Need Batman’s butler, Alfred, to be at your beck and call, but haven’t got Bruce Wayne’s bucks?
A startup service is taking advantage of the gig economy to make butler services more affordable. And if you still can’t afford it, maybe you want to earn extra money working for it.
The service, Hello Alfred, was named after Batman’s butler by Marcela Sapone and Jessica Beck. They founded the company in 2014 after deciding housekeeping and running errands cut into their study time too much when they were Harvard Business School students.
Alfred can give people that “25th hour in your day,” Sapone told CNN.
For basic service — $32 a week — an Alfred will visit once a week, tidy up your place, arrange grocery delivery, and coordinate laundry and dry cleaning drop off and return.
For $59 a week, an Alfred visits twice a week, arranges laundry and dry cleaning to be returned the same week, and has your staples and toiletries stocked before you run out of them.
That doesn’t mean your Alfred runs to the supermarket for you. Think of Alfred as your concierge, arranging for services from other startups like Instacart (grocery deliveries), MyClean (home cleaning), Shyp (shipping) and TaskRabbit (household jobs), CNN says. You pay standard rates for the services but don’t have to coordinate them.
Hello Alfred raised $12.5 million from venture capitalists and plans to spread from its Boston and New York roots to San Francisco and Los Angeles.
Unlike many contracted gig workers, Alfreds are on the company payroll, earning $18 to $30 an hour, Sapone wrote in a Feb. 1 U.S. Labor Department blog.
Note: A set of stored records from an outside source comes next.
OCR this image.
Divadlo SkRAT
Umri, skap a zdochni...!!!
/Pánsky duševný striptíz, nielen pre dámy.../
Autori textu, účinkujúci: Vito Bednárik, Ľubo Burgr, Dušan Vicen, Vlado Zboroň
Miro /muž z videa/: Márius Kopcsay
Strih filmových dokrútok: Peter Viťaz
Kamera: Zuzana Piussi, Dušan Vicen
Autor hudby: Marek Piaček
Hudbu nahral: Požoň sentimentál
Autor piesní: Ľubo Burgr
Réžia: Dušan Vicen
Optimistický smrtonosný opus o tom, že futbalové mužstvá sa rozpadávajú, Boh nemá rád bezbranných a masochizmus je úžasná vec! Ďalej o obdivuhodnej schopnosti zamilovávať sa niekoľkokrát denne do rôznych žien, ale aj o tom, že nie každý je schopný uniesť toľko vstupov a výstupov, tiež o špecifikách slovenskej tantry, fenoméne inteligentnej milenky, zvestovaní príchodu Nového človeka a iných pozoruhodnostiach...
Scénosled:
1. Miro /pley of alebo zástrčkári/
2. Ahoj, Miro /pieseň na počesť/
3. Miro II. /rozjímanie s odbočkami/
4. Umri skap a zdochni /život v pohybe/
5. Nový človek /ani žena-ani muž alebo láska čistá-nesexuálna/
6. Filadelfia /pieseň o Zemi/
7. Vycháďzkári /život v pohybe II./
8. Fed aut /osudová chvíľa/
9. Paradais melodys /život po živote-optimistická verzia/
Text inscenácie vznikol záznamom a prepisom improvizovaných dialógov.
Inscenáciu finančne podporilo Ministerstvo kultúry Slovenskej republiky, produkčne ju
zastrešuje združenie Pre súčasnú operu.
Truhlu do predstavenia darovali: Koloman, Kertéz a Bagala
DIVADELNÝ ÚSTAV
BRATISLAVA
Full-time workers get health benefits, she said.
“We calculated the 20-30 percent cost increase to do this would be offset by the ability to acquire great employees, keep them happy and deliver a consistent service,” she wrote.
It also means her company can be choosy about who works for it.
“Only 3 percent of applicants are invited to become Alfreds,” says the company’s jobs page. Employees go through “extensive” training and background checks, it says.
Most of the résumés come from college graduates in their 20s or 30s who want to supplement their income, because being an actor, artist, designer or chef doesn’t pay the bills, Beck told Bloomberg Business. She added that “stay-at-home moms who need to get out of the house” also apply often.